Secondly, this same college said the free-tuition dealio was for families with “average assets.” This made me start thinking about our assets. I think we have more assets than some people: we are aware we have five children, and so we have been socking away for college. Also, I had a small amount of money of my own, and I invested it in Apple when Apple was $20/share. But…we’d like to divide those assets among the five children, not send the first one to college with almost no loans and have nothing left for the other four. Does a college understand that? Or are my fears correct that they expect you to drain the accounts before they’ll consider anything financial-aid-related? I mean, that would kind of be fair: what if none of our other kids even WENT to college? But it seems like poor planning.

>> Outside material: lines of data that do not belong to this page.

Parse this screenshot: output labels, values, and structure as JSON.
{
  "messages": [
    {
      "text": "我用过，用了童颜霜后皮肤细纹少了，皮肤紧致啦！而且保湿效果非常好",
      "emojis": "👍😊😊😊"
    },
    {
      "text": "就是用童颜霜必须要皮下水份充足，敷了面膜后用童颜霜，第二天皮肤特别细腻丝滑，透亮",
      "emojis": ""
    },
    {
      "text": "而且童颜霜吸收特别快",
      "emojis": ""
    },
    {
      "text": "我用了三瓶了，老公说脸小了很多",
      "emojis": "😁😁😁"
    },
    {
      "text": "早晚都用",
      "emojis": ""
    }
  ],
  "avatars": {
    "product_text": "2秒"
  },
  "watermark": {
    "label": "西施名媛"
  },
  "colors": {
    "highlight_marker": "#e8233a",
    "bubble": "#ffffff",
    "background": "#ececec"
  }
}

Also, I would like to vent some general crabbiness. We are living in a small house, which we bought taking into account just one income. The kitchen is from 1960, and it wasn’t a good design then either; we have duct-taped some modifications into place, including using an old changing table as a countertop. We don’t have a garage. We have furniture with stuffing coming out of it. We only just replaced the mattresses the two older kids were sleeping on, which were my brother’s when he was a child. Each year we sent our tax refunds off to the mortgage. We don’t go on expensive vacations. We are doing all these things because we want to be better able to afford things like braces and college. I am feeling crabby because although I could be completely wrong about this, it seems to me that if we’d bought more house than we could afford, and had the kitchen remodeled, and added a garage, and bought new furniture every time the old stuff got shabby, and spent our tax refunds on vacations and a hot tub, and went out to dinner every week, we would qualify for a lot more financial aid. I’m feeling as if we’re going to get punished for all these years of me pining for my friends’ houses/kitchens/garages/meals/vacations, while they qualify for all the need-based scholarships.

I don’t see how it can be any other way (do I really want colleges to demand itemized spending records and a household inventory?), and I don’t want to live a way I consider unwise for our circumstances just to get need-based scholarships for the kids, but I am feeling theoretically cranky about the theoretical possibility of it. I guess I like to picture us as the cut-off: that any financial aid we don’t get would go to the people under us, who can’t afford the mortgage on a small house with a shabby kitchen, who have to spend their tax refund on their car insurance and medical expenses, etc. And not to the people I consider above us, with their island vacations and beautiful large houses and dinners out. It feels wrong to even think this way, because in theory I am an “everyone spends their own money in their own way” person—but when I picture the theoretical outcome in this case (someone else gets the vacation, the large house, the dinners out AND the financial aid, while we have none of those things AND no financial aid), I get theoretically upset.